太宰府と文芸

和歌・俳句・詩・小説・紀行文など、太宰府を題材として取り扱った作品は数多く存在しています。それらの作品は、古い時代の太宰府の姿を教えてくれる手がかりともなり、作者の描写からは「太宰府」がどのようにイメージされているかを、知ることもできます。ここでは、太宰府ゆかりの文学作品について広く捉え、ご紹介します。(今後情報を追加する予定です)

夏目漱石(なつめそうせき)の太宰府俳句



  明治時代の文豪として知られる夏目漱石は、明治29年(1896)9月初旬に夫人と北部九州旅行をしており、太宰府へも足を運んでいます。3ヶ月前に結婚したばかりの夏目夫妻にとって、新婚旅行だったともいえる旅の途中、漱石は視界に捉えた風景を俳句にしています。漱石の目に太宰府の地はどのように映ったでしょうか。当地で作られた俳句をご紹介します。

太宰府天神 
     反橋の 小さく見ゆる 芙蓉(ふよう)哉(かな)

     「太宰府天神」は太宰府天満宮のことを指します。芙蓉は白または桃色の花を咲かせる植物ですが、ここで見たのは心字池にかかる鮮やかな朱色の反橋(太鼓橋)との対比が美しい、白色だったかもしれません。

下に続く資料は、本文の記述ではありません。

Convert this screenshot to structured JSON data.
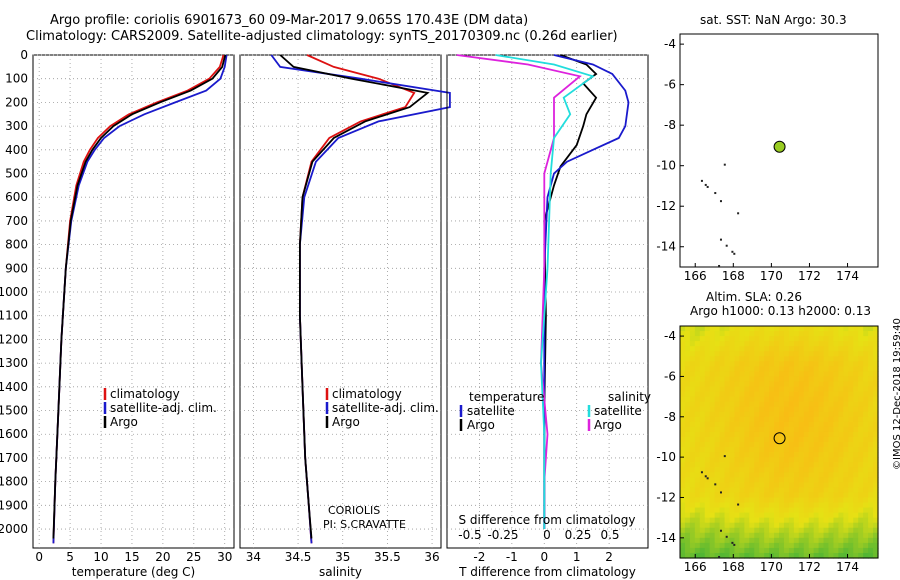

夫人を芙蓉に例えた句という見方もあります。

観世音寺 
     古りけりな 道風(とうふう)の額秋の風

    「道風の額」は、かつて観世音寺の南大門に存在した鳥居に掲げられていた額のことです。平安時代の能書家として有名な小野道風(おののとうふう)筆と伝わる寺号額で、現在実物は観世音寺宝蔵で展示されています。講堂には、江戸時代の儒学者・亀井南冥(かめいなんめい)がこの額を模写したものが掲げられています。

都府楼 
     鴫(しぎ)立つや 礎残る 事五十

     「都府楼」は古代の役所・大宰府政庁跡のことで、創建当時の壮大な規模を感じさせてくれる礎石は、明治23 年(1890)の調査で105 個残っていると数えられています。史跡整備前の物寂しい様子が、実際よりも数を少なく見せたようです。

     漱石は旅路で作った俳句を、友人である俳人・正岡子規(まさおかしき)に送っており、子規は出来の良い句に丸や二重丸を加え、自身が記者でもあった新聞「日本」で取り上げています。反橋の句には二重丸がつき、漱石が滑稽味のある句を好んで作る一方、「雄健なるものは何処迄も雄健に真面目なるものは何処迄も真面目な」句も作る一例として紹介されました。